When Sumatra reads Oracle Calendar Server data, it readily finds all of the instances of recurring meetings and activities – but the pattern created in OCS / CorporateTime is lost.

To make transition more seamless for the user community when moving to Exchange, Sumatra has developed methods of re-creating equivalent recurrence patterns and implementing these in Exchange.

While most recurrence patterns are simple and map readily, some of the patterns Oracle can create cannot be mapped into Exchange in any simple way – in these instances we insert the appointments or meetings as multiple instances with no recurrence pattern.

The following explains this in more detail.

Daily patterns in Oracle Calendar Server map easily into Outlook recurrence patterns.

Weekly Oracle Calendar Server patterns also map easily. For consistency, some “daily” patterns in OCS are translated into the equivalent “weekly.” That is – a “daily” OCS meeting that happens every 7 days is the same as a “weekly” meeting happening every “Tuesday.”
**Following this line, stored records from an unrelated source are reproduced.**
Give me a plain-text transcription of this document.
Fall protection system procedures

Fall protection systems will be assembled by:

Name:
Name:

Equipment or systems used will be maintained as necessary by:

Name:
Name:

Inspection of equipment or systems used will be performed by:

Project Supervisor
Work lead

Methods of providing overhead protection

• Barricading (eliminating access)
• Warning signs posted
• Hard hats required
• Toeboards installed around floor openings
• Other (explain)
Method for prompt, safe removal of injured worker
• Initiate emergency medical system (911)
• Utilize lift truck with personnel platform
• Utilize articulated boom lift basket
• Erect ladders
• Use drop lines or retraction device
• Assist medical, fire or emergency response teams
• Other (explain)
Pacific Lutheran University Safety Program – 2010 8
Monthly on Dates Oracle Calendar Server and Monthly on Dates in Microsoft Outlook are more problematical.

As you can see in the screen shots, OCS allows multiple collections od "by dates" or "by specific weeks."

We map these OCS occurrences if there is ONE of them per month. If there are two with the same title, we cannot translate them into an Outlook / Exchange recurrence pattern because Outlook allows only ONE such instance per month for a recurring meeting.

In cases where OCS has multiples (and our statistics show this is a rarely used condition relative to other recurrence patterns) we leave them as single instances.

Yearly recurrences map from OCS into Outlook / Exchange with no problems.

As always in migrations, there is usually ample time to work out special cases for client requirements.